Ketupat: Jejak panjang dan filosofi di baliknya

Dyah Ayu Pitaloka

This is AI generated summarization, which may have errors. For context, always refer to the full article.

Ketupat: Jejak panjang dan filosofi di baliknya
Kupat menjadi salah satu jalan dakwah Sunan Kalijaga

MALANG, Indonesia – Ketupat atau kupat nyaris selalu menjadi menu utama saat hari raya Idulfitri. Beras yang dimasak di dalam rangkaian janur itu disantap sebagai pengganti nasi dengan lauk yang menggugah selera seperti telur petis, opor ayam, sayur atau srundeng dan yang lainnya. 

Namun tahukah kamu jika di balik kupat yang nikmat itu tersembunyi pesan moral yang sangat luhur, yakni agar kita selalu memaafkan dan mengakui kesalahan. Selain itu itu kupat ternyata punya jejak yang panjang.

Kupatay sejak abad 9 Masehi

Jejak kupat di nusantara terserak di sejumlah naskah kuno kerajaan di masa lalu. Naskah tertua menyebutkan ketupat ditemukan di dalam Kakawin Ramayana, yang ditulis pada masa Raja Balitung era kerajaan Mataram.

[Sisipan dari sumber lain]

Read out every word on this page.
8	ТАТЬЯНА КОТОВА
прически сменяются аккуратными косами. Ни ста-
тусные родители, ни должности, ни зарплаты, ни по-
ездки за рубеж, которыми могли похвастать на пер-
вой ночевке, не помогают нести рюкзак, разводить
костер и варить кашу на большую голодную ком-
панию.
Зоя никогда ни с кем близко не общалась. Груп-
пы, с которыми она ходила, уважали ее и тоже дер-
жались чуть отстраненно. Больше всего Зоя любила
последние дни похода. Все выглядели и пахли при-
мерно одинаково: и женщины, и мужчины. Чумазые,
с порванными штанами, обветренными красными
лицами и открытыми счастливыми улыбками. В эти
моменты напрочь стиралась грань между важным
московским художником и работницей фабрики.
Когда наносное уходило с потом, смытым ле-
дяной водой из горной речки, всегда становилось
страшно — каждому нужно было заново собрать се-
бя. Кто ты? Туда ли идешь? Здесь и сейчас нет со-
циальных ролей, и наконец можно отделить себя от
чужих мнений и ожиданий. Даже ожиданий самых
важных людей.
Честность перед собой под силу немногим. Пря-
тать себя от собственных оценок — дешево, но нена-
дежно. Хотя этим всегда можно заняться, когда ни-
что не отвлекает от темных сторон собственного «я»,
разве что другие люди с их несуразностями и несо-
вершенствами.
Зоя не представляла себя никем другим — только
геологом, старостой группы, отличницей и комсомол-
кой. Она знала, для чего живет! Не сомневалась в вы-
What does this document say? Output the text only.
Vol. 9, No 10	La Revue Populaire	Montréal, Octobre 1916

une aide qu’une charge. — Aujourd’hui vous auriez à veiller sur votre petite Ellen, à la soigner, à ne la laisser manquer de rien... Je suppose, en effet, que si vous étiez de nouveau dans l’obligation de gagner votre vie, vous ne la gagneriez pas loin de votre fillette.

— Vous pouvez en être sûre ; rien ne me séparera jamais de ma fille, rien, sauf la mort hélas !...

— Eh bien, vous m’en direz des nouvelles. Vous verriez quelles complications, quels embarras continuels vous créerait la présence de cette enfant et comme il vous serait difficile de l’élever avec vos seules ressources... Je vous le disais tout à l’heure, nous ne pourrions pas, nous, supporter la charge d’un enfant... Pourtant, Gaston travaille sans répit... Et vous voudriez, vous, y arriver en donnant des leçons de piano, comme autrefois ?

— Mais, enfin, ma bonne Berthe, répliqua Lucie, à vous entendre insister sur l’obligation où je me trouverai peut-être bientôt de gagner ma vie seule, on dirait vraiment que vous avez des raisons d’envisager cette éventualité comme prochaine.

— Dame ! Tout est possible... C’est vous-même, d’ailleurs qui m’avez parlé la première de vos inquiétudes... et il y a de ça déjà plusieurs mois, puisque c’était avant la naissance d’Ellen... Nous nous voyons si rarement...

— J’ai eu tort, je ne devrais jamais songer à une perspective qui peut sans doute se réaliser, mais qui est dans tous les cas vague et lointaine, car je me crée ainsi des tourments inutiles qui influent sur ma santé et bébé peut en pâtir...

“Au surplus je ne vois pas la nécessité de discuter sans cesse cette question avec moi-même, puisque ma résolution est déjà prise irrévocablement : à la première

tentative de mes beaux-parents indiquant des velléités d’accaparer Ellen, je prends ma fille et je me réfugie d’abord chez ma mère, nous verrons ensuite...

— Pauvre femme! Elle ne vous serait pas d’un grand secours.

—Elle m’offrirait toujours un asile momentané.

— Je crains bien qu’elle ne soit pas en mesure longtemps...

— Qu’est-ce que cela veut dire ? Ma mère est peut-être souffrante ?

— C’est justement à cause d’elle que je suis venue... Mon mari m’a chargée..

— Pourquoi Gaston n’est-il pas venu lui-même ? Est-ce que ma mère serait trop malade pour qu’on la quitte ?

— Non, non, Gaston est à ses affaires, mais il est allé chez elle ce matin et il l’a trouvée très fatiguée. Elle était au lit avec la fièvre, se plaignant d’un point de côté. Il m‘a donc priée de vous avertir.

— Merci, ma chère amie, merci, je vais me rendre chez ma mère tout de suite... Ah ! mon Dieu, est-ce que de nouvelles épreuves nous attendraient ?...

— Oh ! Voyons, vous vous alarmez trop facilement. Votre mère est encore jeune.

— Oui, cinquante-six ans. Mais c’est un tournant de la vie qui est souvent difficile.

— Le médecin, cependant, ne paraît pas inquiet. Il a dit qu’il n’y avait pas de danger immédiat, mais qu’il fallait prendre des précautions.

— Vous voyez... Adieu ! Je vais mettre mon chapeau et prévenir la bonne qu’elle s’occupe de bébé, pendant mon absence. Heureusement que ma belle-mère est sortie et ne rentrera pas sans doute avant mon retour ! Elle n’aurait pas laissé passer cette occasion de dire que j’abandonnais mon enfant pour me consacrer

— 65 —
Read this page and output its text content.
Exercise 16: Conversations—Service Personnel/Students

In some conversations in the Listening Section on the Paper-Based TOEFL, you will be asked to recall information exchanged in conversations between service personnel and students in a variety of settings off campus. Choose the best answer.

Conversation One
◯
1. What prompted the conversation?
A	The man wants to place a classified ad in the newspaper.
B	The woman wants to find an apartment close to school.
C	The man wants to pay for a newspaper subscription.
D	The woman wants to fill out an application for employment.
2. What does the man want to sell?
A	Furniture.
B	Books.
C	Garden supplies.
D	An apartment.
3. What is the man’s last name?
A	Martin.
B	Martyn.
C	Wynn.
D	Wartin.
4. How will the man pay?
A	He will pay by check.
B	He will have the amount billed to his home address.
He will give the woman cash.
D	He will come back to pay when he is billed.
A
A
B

“Naskah itu menjadi naskah tertua yang ditemukan mengandung nama ketupat. Dalam kakawin itu ketupat disebut dengan nama Kupatay, terletak satu deret dengan nama makanan yang lain,” kata Arkeolog asal Malang Mudzakir Dwi Cahyono, Jumat 23 Juni 2017.  

Setelah itu, Kupat kemudian ditemukan muncul pada sejumlah naskah yang lebih muda dari masa kerajaan yang berbeda. Seperti dalam Kakawin Kresnayana pada masa Kerajaan Kadiri di abad 12, kemudian dalam kakawin Subadra Wiwaha dan Kidung Sri Tanjung pada masa Kerajaan Majapahit di abad 14 hingga 15 Masehi. 

Berbeda dengan penyebutan kupat di dalam kakawin Ramayana, nama kupat di kakawin berikutnya tertulis sama seperti penyebutan saat ini, yaitu Kupat. “ Nama yang tertulis kemudian berubah menjadi Kupat, seperti pada penyebutan nama kupat saat ini. Kupat ditemukan sejak era Hindu-Budha,’ katanya.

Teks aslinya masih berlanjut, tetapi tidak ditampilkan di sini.